Cranor has published more than 200 research papers, including those on usable and secure passwords, making privacy policies more usable, and training users not to fall for phishing attacks. In 2005, she founded the Symposium On Usable Privacy and Security (SOUPS) conference, and in that same year, she co-edited the seminal book Security and Usability. She regularly presents privacy research in Washington, DC policy forums, and she served as Chief Technologist of the Federal Trade Commission in 2016.

I am extremely honored to be included in the ranks of others who have been given this designation.

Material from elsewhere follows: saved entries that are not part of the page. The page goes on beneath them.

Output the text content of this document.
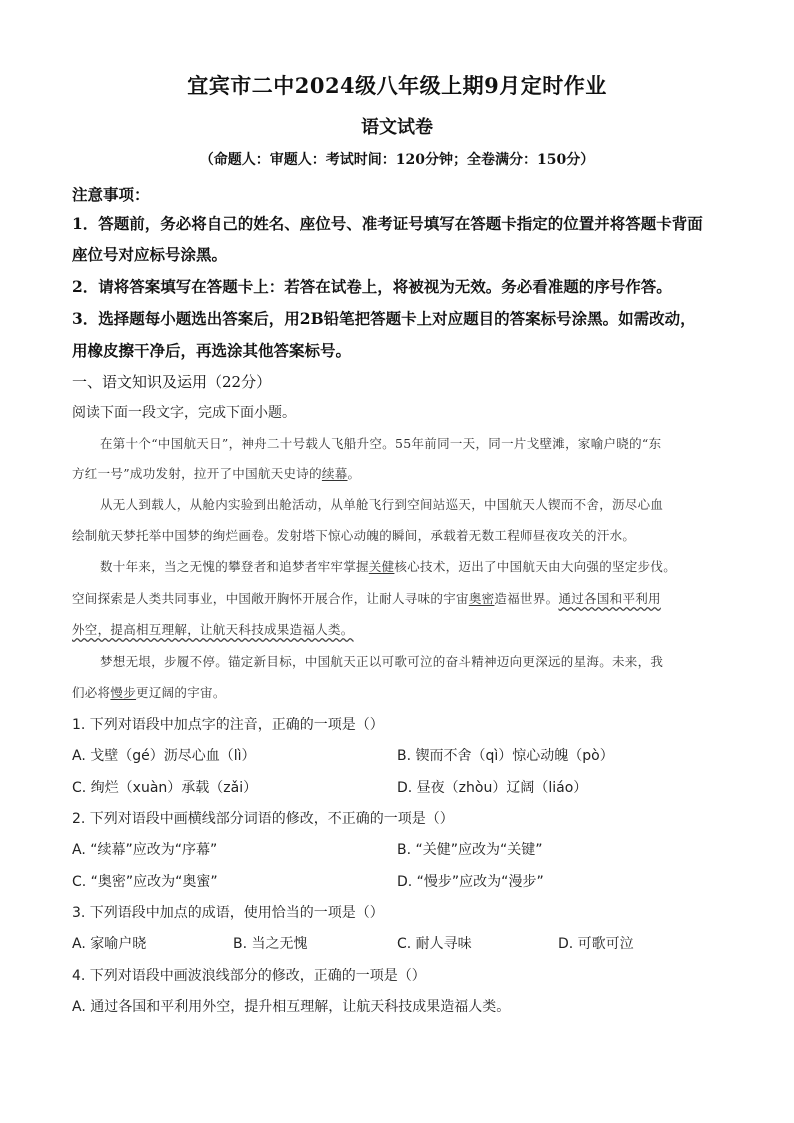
宜宾市二中2024级八年级上期9月定时作业
语文试卷
（命题人：审题人：考试时间：120分钟；全卷满分：150分）
注意事项：
1．答题前，务必将自己的姓名、座位号、准考证号填写在答题卡指定的位置并将答题卡背面
座位号对应标号涂黑。
2．请将答案填写在答题卡上：若答在试卷上，将被视为无效。务必看准题的序号作答。
3．选择题每小题选出答案后，用2B铅笔把答题卡上对应题目的答案标号涂黑。如需改动，
用橡皮擦干净后，再选涂其他答案标号。
一、语文知识及运用（22分）
阅读下面一段文字，完成下面小题。
在第十个“中国航天日”，神舟二十号载人飞船升空。55年前同一天，同一片戈壁滩，家喻户晓的“东
方红一号”成功发射，拉开了中国航天史诗的续幕。
从无人到载人，从舱内实验到出舱活动，从单舱飞行到空间站巡天，中国航天人锲而不舍，沥尽心血
绘制航天梦托举中国梦的绚烂画卷。发射塔下惊心动魄的瞬间，承载着无数工程师昼夜攻关的汗水。
数十年来，当之无愧的攀登者和追梦者牢牢掌握关健核心技术，迈出了中国航天由大向强的坚定步伐。
空间探索是人类共同事业，中国敞开胸怀开展合作，让耐人寻味的宇宙奥密造福世界。通过各国和平利用
外空，提高相互理解，让航天科技成果造福人类。
梦想无垠，步履不停。锚定新目标，中国航天正以可歌可泣的奋斗精神迈向更深远的星海。未来，我
们必将慢步更辽阔的宇宙。
1. 下列对语段中加点字的注音，正确的一项是（）
A. 戈壁（gé）沥尽心血（lì）	B. 锲而不舍（qì）惊心动魄（pò）
C. 绚烂（xuàn）承载（zǎi）	D. 昼夜（zhòu）辽阔（liáo）
2. 下列对语段中画横线部分词语的修改，不正确的一项是（）
A. “续幕”应改为“序幕”	B. “关健”应改为“关键”
C. “奥密”应改为“奥蜜”	D. “慢步”应改为“漫步”
3. 下列语段中加点的成语，使用恰当的一项是（）
A. 家喻户晓	B. 当之无愧	C. 耐人寻味	D. 可歌可泣
4. 下列对语段中画波浪线部分的修改，正确的一项是（）
A. 通过各国和平利用外空，提升相互理解，让航天科技成果造福人类。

Lorrie Cranor, Director, CyLab

This year’s AAAS Fellows will be formally announced in the AAAS News & Notes section of the journal Science on November 27. Avirtual Fellows Forum—an induction ceremony for the new Fellows—will be held on February, 13 2021.

Elizabeth Dickey, who will join the CMU faculty in January as head of the department of Materials Science and Engineering, was also named an AAAS Fellow for distinguished contributions to materials engineering research and education, particularly for the utilization of electron microscopy techniques for quantifying atomic- to micrometer-scale structure of materials.

The tradition of AAAS Fellows began in 1874. Currently, members can be considered for the rank of Fellow if nominated by the steering groups of the association’s 24 sections, or by any three Fellows who are current AAAS members (so long as two of the three sponsors are not affiliated with the nominee’s institution), or by the AAAS chief executive officer. Fellows must have been continuous members of AAAS for four years by the end of the calendar year in which they are elected. The AAAS Fellow honor comes with an expectation that recipients maintain the highest standards of professional ethics and scientific integrity.

Each steering group reviews the nominations of individuals within its respective section and a final list is forwarded to the AAAS Council, which votes on the aggregate list.

The Council is the policymaking body of the Association, chaired by the AAAS president, and consisting of the members of the board of directors, the retiring section chairs, delegates from each electorate and each regional division, and two delegates from the National Association of Academies of Science.

AAAS encourages its sections and Council to consider diversity among those nominated and selected as Fellows, in keeping with the association’s commitment to diversity, equity, and inclusion.